Zaki Oualah

Personal information
- Full name: Zaki Nazih Oualah
- Date of birth: 3 April 1995 (age 31)
- Place of birth: Reading, England
- Height: 1.80 m (5 ft 11 in)
- Position: Goalkeeper

Team information
- Current team: Bracknell Town
- Number: 1

Youth career
- Reading

Senior career*
- Years: Team / Apps / (Gls)
- US Biskra
- 2012–2013: Uxbridge / 9 / (0)
- 2013–2014: Godalming Town / 33 / (0)
- 2014: Hungerford Town / 1 / (0)
- 2014: Harefield United / 1 / (0)
- 2014: Godalming Town / 1 / (0)
- 2014: Metropolitan Police / 1 / (0)
- 2014–2015: Leighton Town / 18 / (0)
- 2015: Burnham
- 2015: Merstham / 1 / (0)
- 2015: Bedford Town / 1 / (0)
- 2015–2017: Aylesbury United / 61 / (0)
- 2017: Farnborough / 7 / (0)
- 2017–2018: Leatherhead / 29 / (0)
- 2018: Hayes & Yeading United / 14 / (0)
- 2018: Hendon / 0 / (0)
- 2018: Aldershot Town / 0 / (0)
- 2018: Hendon / 0 / (0)
- 2018–2021: Leatherhead / 76 / (0)
- 2021–2022: AFC Wimbledon / 0 / (0)
- 2022: → Billericay Town (loan) / 13 / (0)
- 2022–2023: Weymouth / 28 / (0)
- 2023–2024: Chesham United / 39 / (0)
- 2024–2025: Whitehawk / 2 / (0)
- 2025: Farnham Town / 26 / (0)
- 2025–: Bracknell Town / 30 / (0)

= Zaki Oualah =

Algerian footballer

Zaki Nazih Oualah (born 3 April 1995) is an English professional footballer who plays as a goalkeeper for Bracknell Town.

==Career==
During his youth career, Oualah played for hometown club Reading.
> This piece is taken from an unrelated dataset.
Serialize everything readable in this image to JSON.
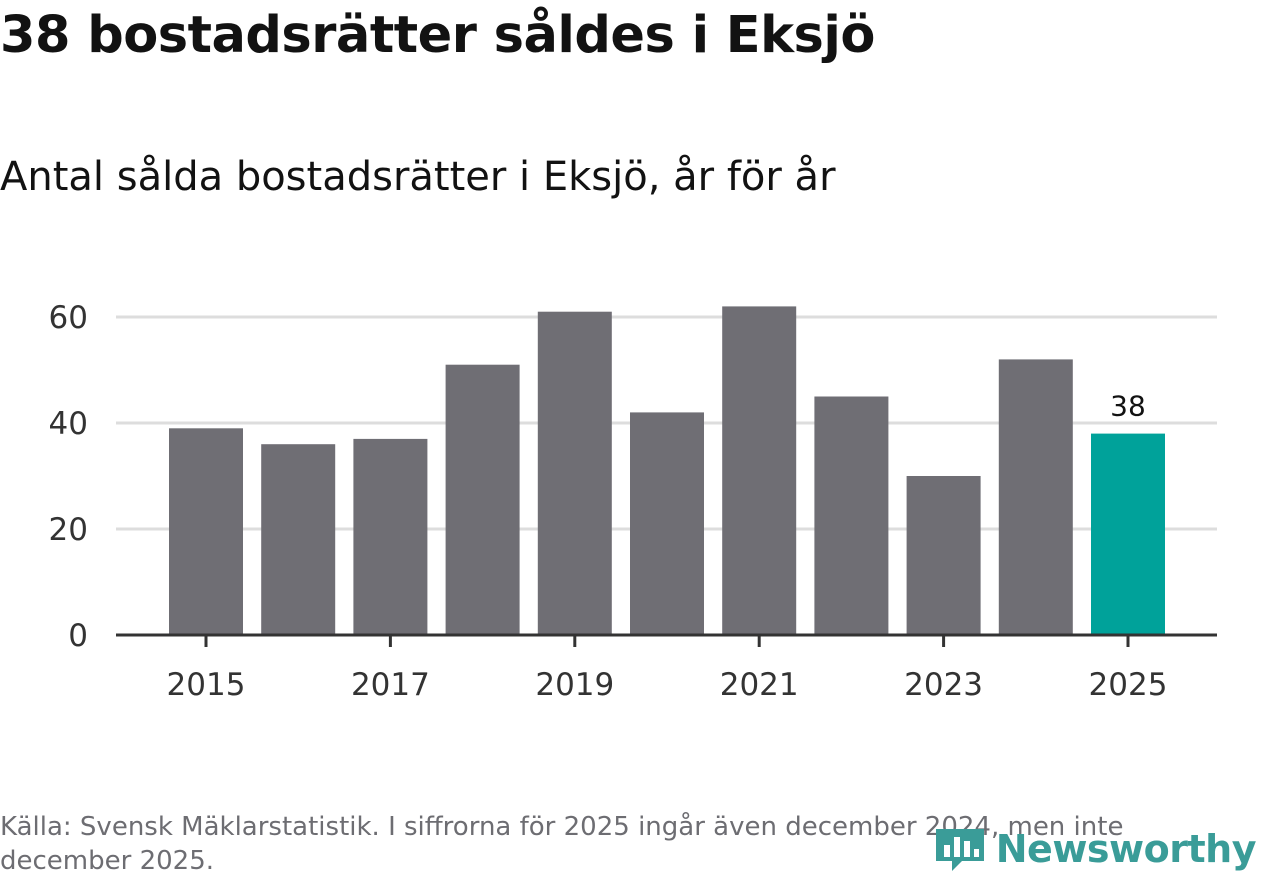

Oualah played for numerous English non-league clubs, including Hendon, Hayes & Yeading United, Farnborough, Aylesbury United, Bedford Town, Merstham, Burnham, Leighton Town, Godalming Town, Harefield United, Hungerford Town, Uxbridge, Metropolitan Police (making one appearance in October 2014) and Leatherhead during the formative years of his senior career. He signed a short-term deal with Aldershot Town in August 2018, and played for Hendon between June 2018 and September 2018.

He also played for Algerian club US Biskra.

He turned professional with AFC Wimbledon in July 2021, having spent seven seasons training with the club. On 7 September 2021, Oualah made his debut for Wimbledon, playing a 5–3 EFL Trophy win against Portsmouth. He moved on loan to Billericay Town on 5 February 2022, making his debut that same day.

He signed for Weymouth in October 2022. In May 2023 he announced that he was leaving the club.

In August 2023, Oualah signed for Chesham United, before joining Whitehawk in July 2024. He suffered a broken leg on his debut for the Hawks.

On 18 February 2025, Oualah joined Farnham Town following his recovery from his long-term injury.

On 22 October 2025, he signed for Bracknell Town.

==Personal life==
Born in Reading, England, Oualah is of Algerian descent.